The given parabola is $y=x^2+x$, that is every point of the parabola is $\left(a,a^2+a\right)$ of the form.

Note that, the slope of the line passing through the point $\left(x_1,x_2\right)$ and $\left(y_1,y_2\right)$ is $m=\frac{y_2-y_1}{x_2-x_1}$

The tangent line passing through the point $\left(2,7\right)$ and any point to the parabola $\left(a,a^2+a\right)$,

$\begin{array}{c}m=\frac{a^2+a-\left(7\right)}{a-2}\\ =\frac{a^2+a-7}{a-2}\end{array}$

Therefore, the slope of the tangent line $m=\frac{a^2+a-7}{a-2}$.

From part (a), the slope of tangent line at $\left(a,a^2+a\right)$ is, $m=2a+1$.

Then, the equation becomes,

$\begin{array}{l}2a+1=\frac{a^2+a-7}{a-2}\\ \left(2a+1\right)\left(a-2\right)=a^2+a-7\\ 2a^2-4a+a-2=a^2+a-7\\ a^2-4a+5=0\end{array}$

Note that, the quadratic equation $A{x}^2+Bx+C=0$ has no real solution if the discriminant $B^2-4AC<0$.

$\begin{array}{c}{B}^2-4AC=16-4\left(1\right)\left(5\right)\\ =16-20\\ =-4\end{array}$

Thus, the equation $a^2-4a+5=0$ has no real solution.

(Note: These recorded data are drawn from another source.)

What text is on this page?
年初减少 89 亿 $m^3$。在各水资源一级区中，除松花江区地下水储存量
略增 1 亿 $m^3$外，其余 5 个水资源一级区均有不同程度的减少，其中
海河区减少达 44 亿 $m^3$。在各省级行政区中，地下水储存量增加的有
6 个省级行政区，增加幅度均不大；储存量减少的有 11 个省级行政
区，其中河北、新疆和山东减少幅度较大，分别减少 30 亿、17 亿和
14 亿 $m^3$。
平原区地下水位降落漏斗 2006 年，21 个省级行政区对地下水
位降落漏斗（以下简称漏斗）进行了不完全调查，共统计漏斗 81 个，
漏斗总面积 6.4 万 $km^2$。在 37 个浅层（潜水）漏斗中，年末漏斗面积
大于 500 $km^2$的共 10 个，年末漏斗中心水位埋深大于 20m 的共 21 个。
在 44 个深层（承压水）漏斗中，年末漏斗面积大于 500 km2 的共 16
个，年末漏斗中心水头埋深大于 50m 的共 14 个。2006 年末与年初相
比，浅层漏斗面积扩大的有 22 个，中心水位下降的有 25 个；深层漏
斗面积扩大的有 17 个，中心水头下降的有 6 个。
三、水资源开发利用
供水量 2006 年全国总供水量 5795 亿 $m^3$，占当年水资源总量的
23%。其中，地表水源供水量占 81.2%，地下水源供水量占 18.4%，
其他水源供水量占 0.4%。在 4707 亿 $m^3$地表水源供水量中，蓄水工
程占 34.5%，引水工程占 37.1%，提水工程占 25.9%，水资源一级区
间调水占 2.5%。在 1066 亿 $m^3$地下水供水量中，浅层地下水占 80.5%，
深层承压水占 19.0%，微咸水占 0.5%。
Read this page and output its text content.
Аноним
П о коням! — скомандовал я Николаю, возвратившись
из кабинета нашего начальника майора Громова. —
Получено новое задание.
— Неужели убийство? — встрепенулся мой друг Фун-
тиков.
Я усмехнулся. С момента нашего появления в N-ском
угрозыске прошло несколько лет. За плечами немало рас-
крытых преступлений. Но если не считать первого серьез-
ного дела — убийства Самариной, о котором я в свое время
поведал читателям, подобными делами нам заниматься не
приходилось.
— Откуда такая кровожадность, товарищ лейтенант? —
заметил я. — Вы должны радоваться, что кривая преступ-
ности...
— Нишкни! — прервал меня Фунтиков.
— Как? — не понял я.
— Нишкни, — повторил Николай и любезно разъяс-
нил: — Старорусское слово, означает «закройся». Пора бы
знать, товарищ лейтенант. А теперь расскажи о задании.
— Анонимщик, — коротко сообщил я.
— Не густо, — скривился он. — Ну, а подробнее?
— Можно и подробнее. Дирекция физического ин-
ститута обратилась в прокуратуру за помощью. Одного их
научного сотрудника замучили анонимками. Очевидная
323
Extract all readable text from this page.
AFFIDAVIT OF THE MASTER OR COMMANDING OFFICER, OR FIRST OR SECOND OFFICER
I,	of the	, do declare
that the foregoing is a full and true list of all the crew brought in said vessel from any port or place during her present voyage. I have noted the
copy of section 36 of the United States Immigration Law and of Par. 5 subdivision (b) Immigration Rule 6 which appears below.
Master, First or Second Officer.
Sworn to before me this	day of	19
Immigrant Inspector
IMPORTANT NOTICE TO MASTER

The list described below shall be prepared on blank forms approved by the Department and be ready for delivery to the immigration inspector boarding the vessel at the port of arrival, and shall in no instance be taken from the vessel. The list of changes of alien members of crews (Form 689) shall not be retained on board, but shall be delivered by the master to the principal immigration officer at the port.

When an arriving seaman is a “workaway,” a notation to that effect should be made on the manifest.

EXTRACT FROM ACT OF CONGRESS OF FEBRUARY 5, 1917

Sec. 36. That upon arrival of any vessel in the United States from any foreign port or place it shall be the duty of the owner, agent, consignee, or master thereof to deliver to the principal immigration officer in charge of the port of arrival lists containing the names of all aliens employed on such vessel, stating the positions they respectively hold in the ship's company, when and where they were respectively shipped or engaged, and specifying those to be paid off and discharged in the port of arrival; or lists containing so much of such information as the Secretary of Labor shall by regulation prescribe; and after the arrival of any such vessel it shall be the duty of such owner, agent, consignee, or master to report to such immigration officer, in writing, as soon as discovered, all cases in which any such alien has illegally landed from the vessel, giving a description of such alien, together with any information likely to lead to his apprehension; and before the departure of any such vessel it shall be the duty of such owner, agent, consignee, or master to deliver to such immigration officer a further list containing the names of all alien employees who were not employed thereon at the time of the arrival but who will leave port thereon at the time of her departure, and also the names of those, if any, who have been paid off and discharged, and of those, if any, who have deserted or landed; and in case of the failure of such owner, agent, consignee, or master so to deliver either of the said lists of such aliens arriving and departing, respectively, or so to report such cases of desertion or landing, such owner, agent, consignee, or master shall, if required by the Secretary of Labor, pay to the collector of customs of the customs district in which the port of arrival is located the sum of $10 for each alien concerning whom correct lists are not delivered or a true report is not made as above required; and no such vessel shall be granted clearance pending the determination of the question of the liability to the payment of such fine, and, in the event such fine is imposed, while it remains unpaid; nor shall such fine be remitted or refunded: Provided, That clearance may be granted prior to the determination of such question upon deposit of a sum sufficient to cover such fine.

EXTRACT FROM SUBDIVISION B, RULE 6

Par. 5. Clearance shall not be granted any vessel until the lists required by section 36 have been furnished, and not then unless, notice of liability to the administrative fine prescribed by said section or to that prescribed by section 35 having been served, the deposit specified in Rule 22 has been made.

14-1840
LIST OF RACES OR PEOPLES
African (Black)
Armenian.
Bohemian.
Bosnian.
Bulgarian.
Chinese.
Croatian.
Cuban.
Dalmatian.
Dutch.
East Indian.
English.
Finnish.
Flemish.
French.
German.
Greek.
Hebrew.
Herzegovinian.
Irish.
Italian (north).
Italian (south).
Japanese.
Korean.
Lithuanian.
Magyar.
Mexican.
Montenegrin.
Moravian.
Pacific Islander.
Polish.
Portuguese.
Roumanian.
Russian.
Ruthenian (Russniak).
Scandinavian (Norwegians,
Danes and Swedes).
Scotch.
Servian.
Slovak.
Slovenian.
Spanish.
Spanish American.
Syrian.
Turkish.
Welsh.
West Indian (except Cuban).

Therefore, it is concluded that there is no line such that the tangent line passing through the point $\left(2,7\right)$ to the parabola.

Graph:

The graph of the parabola $y=x^2+x$ and the point $\left(2,7\right)$ is shown below in Figure 2.

From Figure 2, it is observed that there is no tangent line to the parabola through the point $\left(2,7\right)$.